Motif-directed redesign of enzyme specificity

Abstract

Computational protein design relies on several approximations, including the use of fixed backbones and rotamers, to reduce protein design to a computationally tractable problem. However, allowing backbone and off-rotamer flexibility leads to more accurate designs and greater conformational diversity. Exhaustive sampling of this additional conformational space is challenging, and often impossible. Here, we report a computational method that utilizes a preselected library of native interactions to direct backbone flexibility to accommodate placement of these functional contacts. Using these native interaction modules, termed motifs, improves the likelihood that the interaction can be realized, provided that suitable backbone perturbations can be identified. Furthermore, it allows a directed search of the conformational space, reducing the sampling needed to find low energy conformations. We implemented the motif-based design algorithm in Rosetta, and tested the efficacy of this method by redesigning the substrate specificity of methionine aminopeptidase. In summary, native enzymes have evolved to catalyze a wide range of chemical reactions with extraordinary specificity. Computational enzyme design seeks to generate novel chemical activities by altering the target substrates of these existing enzymes. We have implemented a novel approach to redesign the specificity of an enzyme and demonstrated its effectiveness on a model system.

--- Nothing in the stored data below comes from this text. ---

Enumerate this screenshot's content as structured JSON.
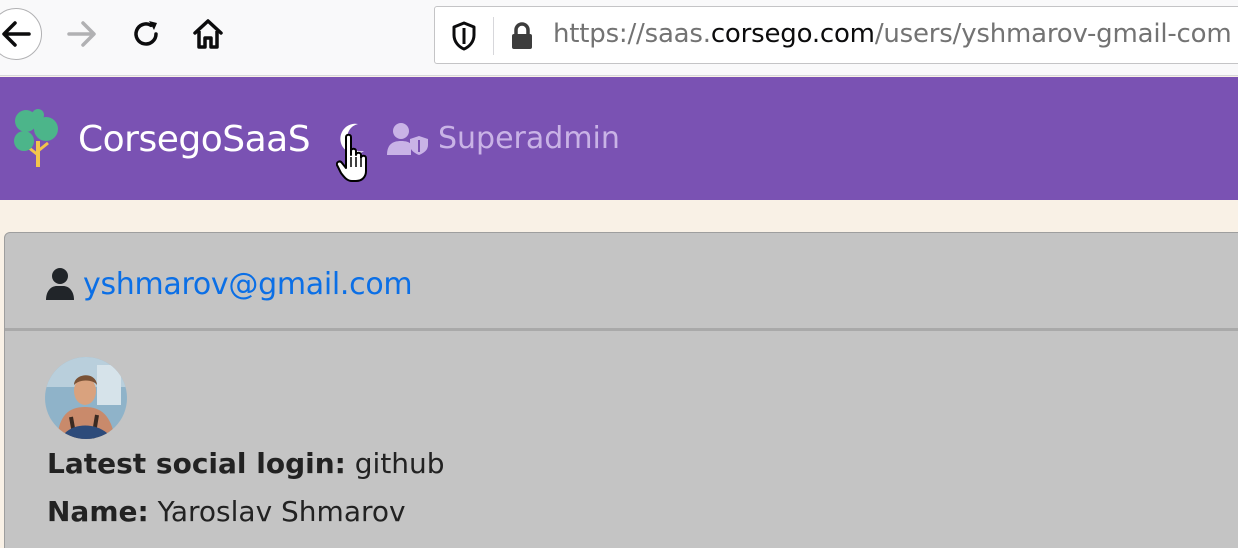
{
  "browser": {
    "url_scheme": "https://saas.",
    "url_host": "corsego.com",
    "url_path": "/users/yshmarov-gmail-com",
    "icons": [
      "back-icon",
      "forward-icon",
      "reload-icon",
      "home-icon",
      "shield-icon",
      "lock-icon"
    ]
  },
  "navbar": {
    "brand": "CorsegoSaaS",
    "superadmin_label": "Superadmin",
    "background": "#7a52b3",
    "icons": [
      "tree-logo-icon",
      "moon-icon",
      "user-shield-icon"
    ]
  },
  "card": {
    "email": "yshmarov@gmail.com",
    "fields": {
      "login_label": "Latest social login:",
      "login_value": " github",
      "name_label": "Name:",
      "name_value": " Yaroslav Shmarov"
    },
    "link_color": "#0b6fe6"
  }
}
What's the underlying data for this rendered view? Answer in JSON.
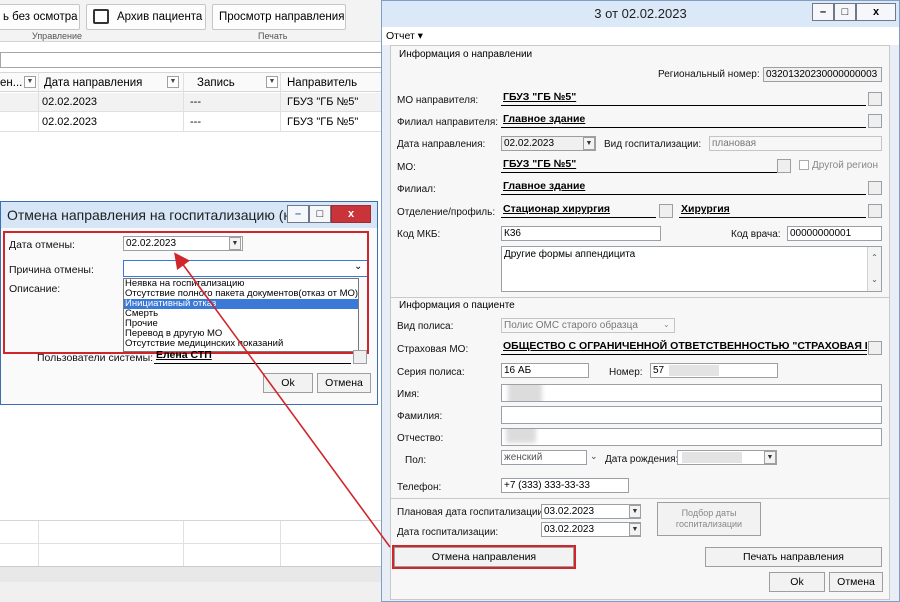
{
  "background_app": {
    "ribbon": {
      "btn_no_exam": "ь без осмотра",
      "btn_archive": "Архив пациента",
      "btn_view": "Просмотр направления",
      "group_manage": "Управление",
      "group_print": "Печать"
    },
    "grid": {
      "columns": [
        "ен...",
        "Дата направления",
        "Запись",
        "Направитель"
      ],
      "rows": [
        {
          "date": "02.02.2023",
          "record": "---",
          "sender": "ГБУЗ \"ГБ №5\""
        },
        {
          "date": "02.02.2023",
          "record": "---",
          "sender": "ГБУЗ \"ГБ №5\""
        }
      ]
    }
  },
  "main_window": {
    "title": "3 от 02.02.2023",
    "controls": {
      "minimize": "–",
      "maximize": "□",
      "close": "x"
    },
    "menu": {
      "report": "Отчет ▾"
    },
    "referral_section": {
      "header": "Информация о направлении",
      "regional_number_label": "Региональный номер:",
      "regional_number": "03201320230000000003",
      "mo_sender_label": "МО направителя:",
      "mo_sender": "ГБУЗ \"ГБ №5\"",
      "branch_sender_label": "Филиал направителя:",
      "branch_sender": "Главное здание",
      "referral_date_label": "Дата направления:",
      "referral_date": "02.02.2023",
      "hosp_type_label": "Вид госпитализации:",
      "hosp_type": "плановая",
      "mo_label": "МО:",
      "mo": "ГБУЗ \"ГБ №5\"",
      "other_region": "Другой регион",
      "branch_label": "Филиал:",
      "branch": "Главное здание",
      "dept_label": "Отделение/профиль:",
      "dept": "Стационар хирургия",
      "profile": "Хирургия",
      "mkb_label": "Код МКБ:",
      "mkb": "К36",
      "doctor_code_label": "Код врача:",
      "doctor_code": "00000000001",
      "diagnosis": "Другие формы аппендицита"
    },
    "patient_section": {
      "header": "Информация о пациенте",
      "policy_type_label": "Вид полиса:",
      "policy_type": "Полис ОМС старого образца",
      "insurer_label": "Страховая МО:",
      "insurer": "ОБЩЕСТВО С ОГРАНИЧЕННОЙ ОТВЕТСТВЕННОСТЬЮ \"СТРАХОВАЯ КО",
      "policy_series_label": "Серия полиса:",
      "policy_series": "16 АБ",
      "number_label": "Номер:",
      "number": "57",
      "first_name_label": "Имя:",
      "last_name_label": "Фамилия:",
      "patronymic_label": "Отчество:",
      "sex_label": "Пол:",
      "sex": "женский",
      "birth_date_label": "Дата рождения:",
      "phone_label": "Телефон:",
      "phone": "+7 (333) 333-33-33"
    },
    "hospitalization": {
      "planned_date_label": "Плановая дата госпитализации:",
      "planned_date": "03.02.2023",
      "hosp_date_label": "Дата госпитализации:",
      "hosp_date": "03.02.2023",
      "pick_date_button": "Подбор даты госпитализации"
    },
    "buttons": {
      "cancel_referral": "Отмена направления",
      "print_referral": "Печать направления",
      "ok": "Ok",
      "cancel": "Отмена"
    }
  },
  "cancel_dialog": {
    "title": "Отмена направления на госпитализацию (но...",
    "cancel_date_label": "Дата отмены:",
    "cancel_date": "02.02.2023",
    "reason_label": "Причина отмены:",
    "reason_value": "",
    "reasons": [
      "Неявка на госпитализацию",
      "Отсутствие полного пакета документов(отказ от МО)",
      "Инициативный отказ",
      "Смерть",
      "Прочие",
      "Перевод в другую МО",
      "Отсутствие медицинских показаний"
    ],
    "selected_reason_index": 2,
    "description_label": "Описание:",
    "system_users_label": "Пользователи системы:",
    "system_user": "Елена СТП",
    "ok": "Ok",
    "cancel": "Отмена"
  },
  "colors": {
    "highlight": "#d0262b",
    "selection": "#3b79d6",
    "title_bar": "#dbe8f7"
  }
}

Keywords: computational protein design; enzyme design; molecular specificity; mutagenesis.

Figure 1

Holo-eMAP (PDB ID 2MAT, white) shows minimal conformational changes (0.114 Å RMSD) when bound with methionine (PDB ID 1C21, purple). The residues that contact the substrate are shown in a stick representation.

Figure 2

Motif donors. The placed motifs are shown here in their final position in eLAP (A,C) and their native background (B,D). The native contact orientation is maintained throughout the design process by constraining the three atoms that define the motif coordinate system. Backbone atoms are allowed to move in discrete “inverse-rotameric” conformations to graft the motif into its acceptor position.

Figure 3

eLAP design. (A) Initial placement of the LL motif (cyan, sphere representation) pulls the remodeled loop (cyan, cartoon) inwards towards the substrate (orange). This step repositions the loop from its native conformation (green). (B) A second motif, the LI motif (purple, right) is placed adjacent to the substrate, and the loop is again remodeled (purple, cartoon) to accommodate the new motif. The LL motif is constrained in this step. (C) Residues surrounding both motifs in the loop region (black) are mutated to support the dual-motif placement, and relaxed in 10 iterations. Resulting loop movement is minimal, and the native interactions are maintained during remodeling.

Figure 4

Alignment of methionine aminopeptidase with the final design for a leucine aminopeptidase. The flexible loop region encompasses residues 56–70 with the two motif placements shown in bright red. Additional mutations made to accommodate a greater range of loop conformations are shown in bold letters.

Figure 5

Changes in specificity in designed eLAP. On, off and dissociation rates for eMAP and eLAP show similar specificities (∼20-fold affinity preference) for their target substrates (A), indicating that motif-based design successfully changes the specificity of eMAP. A comparison of binding to each substrate (B), shows that the primary increase in affinity is for the positive design state (ie eLAP for leucine) rather than against methionine. A raw sensogram used to derive the specificity comparisons is shown in (C).

Figure 6

Enzyme kinetics data for (A) eMAP cleaving methionine (eMAP-met), (B) eMAP-leu, (C) eLAP-met, and (D) eLAP-leu. Best-fit curves using the Michaelis-Menten model are overlaid along with error bars for reaction velocities measured in triplicate. Parameters are listed in Table II.